How can the market better support the work of nonmarket actors who provide nonmarket services?
One of the dangers in the nonprofit world is, it's hard to argue against what a lot of nonprofits do. The heart is in the right place, they're trying to do the right thing, they're trying to add value. I respect people who are trying to do it. What market players can do — let's say you're a business executive and you sit on the board, for example. You can push it one more level and say, "But is it distinctive? What would the world lose if they lose us?" Or, "What can we do to improve what we're doing to make it more distinctive and add more value to this community and to this constituency?" I think the best nonprofit boards are willing to push that, and that's what makes a great nonprofit, in my opinion.
One of the themes of your books is realizing one’s own leadership and potential. Has the U.S. workforce realized its potential?
No. There are a number of challenges facing the U.S. workforce. The U.S. workforce is aging, demographic trends [indicate] an aging population, and therefore our workforce, all things being equal ... the rate of growth is going to decline, which will slow GDP growth.

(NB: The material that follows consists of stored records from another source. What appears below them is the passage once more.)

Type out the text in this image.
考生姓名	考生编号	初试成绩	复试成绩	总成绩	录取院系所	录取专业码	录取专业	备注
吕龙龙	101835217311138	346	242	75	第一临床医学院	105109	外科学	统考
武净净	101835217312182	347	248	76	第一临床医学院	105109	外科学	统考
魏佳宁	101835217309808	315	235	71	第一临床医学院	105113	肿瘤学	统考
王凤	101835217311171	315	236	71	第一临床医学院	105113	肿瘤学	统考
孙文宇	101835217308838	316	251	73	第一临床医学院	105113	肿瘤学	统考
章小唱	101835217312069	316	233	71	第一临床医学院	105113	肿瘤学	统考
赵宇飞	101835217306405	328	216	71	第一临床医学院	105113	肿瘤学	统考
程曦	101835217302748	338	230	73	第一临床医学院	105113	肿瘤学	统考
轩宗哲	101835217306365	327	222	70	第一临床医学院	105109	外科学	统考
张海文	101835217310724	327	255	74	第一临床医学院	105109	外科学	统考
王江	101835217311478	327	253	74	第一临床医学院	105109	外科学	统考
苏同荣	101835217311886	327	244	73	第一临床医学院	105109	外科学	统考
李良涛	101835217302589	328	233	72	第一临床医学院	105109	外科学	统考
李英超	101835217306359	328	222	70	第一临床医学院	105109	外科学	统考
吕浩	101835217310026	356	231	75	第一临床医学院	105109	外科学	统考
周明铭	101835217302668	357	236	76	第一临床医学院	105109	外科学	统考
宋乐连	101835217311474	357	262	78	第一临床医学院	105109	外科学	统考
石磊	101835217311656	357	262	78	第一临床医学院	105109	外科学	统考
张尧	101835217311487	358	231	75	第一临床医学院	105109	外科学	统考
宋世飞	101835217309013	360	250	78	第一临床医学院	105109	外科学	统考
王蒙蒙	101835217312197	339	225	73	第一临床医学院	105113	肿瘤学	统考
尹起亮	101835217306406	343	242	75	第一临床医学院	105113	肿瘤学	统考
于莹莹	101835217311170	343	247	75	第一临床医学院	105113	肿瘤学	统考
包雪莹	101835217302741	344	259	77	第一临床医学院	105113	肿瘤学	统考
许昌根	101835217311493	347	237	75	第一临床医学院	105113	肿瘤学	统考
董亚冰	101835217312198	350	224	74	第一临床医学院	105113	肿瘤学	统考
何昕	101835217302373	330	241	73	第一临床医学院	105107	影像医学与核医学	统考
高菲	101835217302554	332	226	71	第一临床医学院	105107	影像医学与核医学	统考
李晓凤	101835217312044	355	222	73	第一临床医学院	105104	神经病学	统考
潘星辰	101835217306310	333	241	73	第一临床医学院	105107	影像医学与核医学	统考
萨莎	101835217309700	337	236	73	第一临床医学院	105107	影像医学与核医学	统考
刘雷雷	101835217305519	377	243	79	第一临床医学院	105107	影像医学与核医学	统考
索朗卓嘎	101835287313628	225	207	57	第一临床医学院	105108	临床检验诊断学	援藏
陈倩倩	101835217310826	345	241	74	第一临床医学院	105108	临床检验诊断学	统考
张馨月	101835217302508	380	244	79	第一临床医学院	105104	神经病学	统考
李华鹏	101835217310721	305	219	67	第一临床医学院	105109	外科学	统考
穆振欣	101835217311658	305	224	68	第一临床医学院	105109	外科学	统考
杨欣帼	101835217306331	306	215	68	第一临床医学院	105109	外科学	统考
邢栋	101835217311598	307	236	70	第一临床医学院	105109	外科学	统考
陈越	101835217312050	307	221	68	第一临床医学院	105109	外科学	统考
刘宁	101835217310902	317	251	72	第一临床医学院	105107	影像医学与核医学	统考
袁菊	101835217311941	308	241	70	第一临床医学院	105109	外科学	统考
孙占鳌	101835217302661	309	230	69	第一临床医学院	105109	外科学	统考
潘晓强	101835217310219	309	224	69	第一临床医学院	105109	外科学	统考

Within that, there are lots of pockets of inefficiencies in the workforce. While we're trying to remove labor slack from the economy. There's a big skills gap in this country, meaning that there are many more skilled positions open than there are skilled workers. That's a structural problem, and I think that's about the fact that we need to dramatically beef up middle-skills training, job training and retraining, and it has to be done locally, because worker mobility is historically low.
Someone is not going to move 500 miles or 1,000 miles to take a job — it's more likely that if you're out of the job, you're going to need to get retrained locally. And we have not beefed up sufficiently that training capability. We're getting there, but not fast enough to keep up with the skills gap, which is growing. And it's growing because technology is rapidly causing people to be replaced by technology, and it's changing the relative importance of various jobs.
Unemployment is relatively low, and yet our public discourse is dominated by the need for more jobs. What do you see as the root of that disconnect?
I prefer to look at a different measure. I look at headline unemployment, but I also look at lots of other measures — look at discouraged workers, look at people working part time for economic reasons that would like to work full time, and in particular I like to look at something called U-6. Headline unemployment is U-3, but the measure I like better is U-6, which is unemployment rate plus discouraged workers who have given up looking, plus people working part time who want to work full time. That number is 8.6%. That number has also been declining, right along with the unemployment rate. The pre-recession low of that number is 8.1%. So that tells me we've still got some slack.
Those discouraged workers are not easy to get back into the workforce. This is why we need increased job training. But even though we have some slack, that 8.6% is not that much above the pre-recession low. But we've got to do more to get discouraged workers and people who are structurally struggling to participate in the workforce and be productive in the workforce.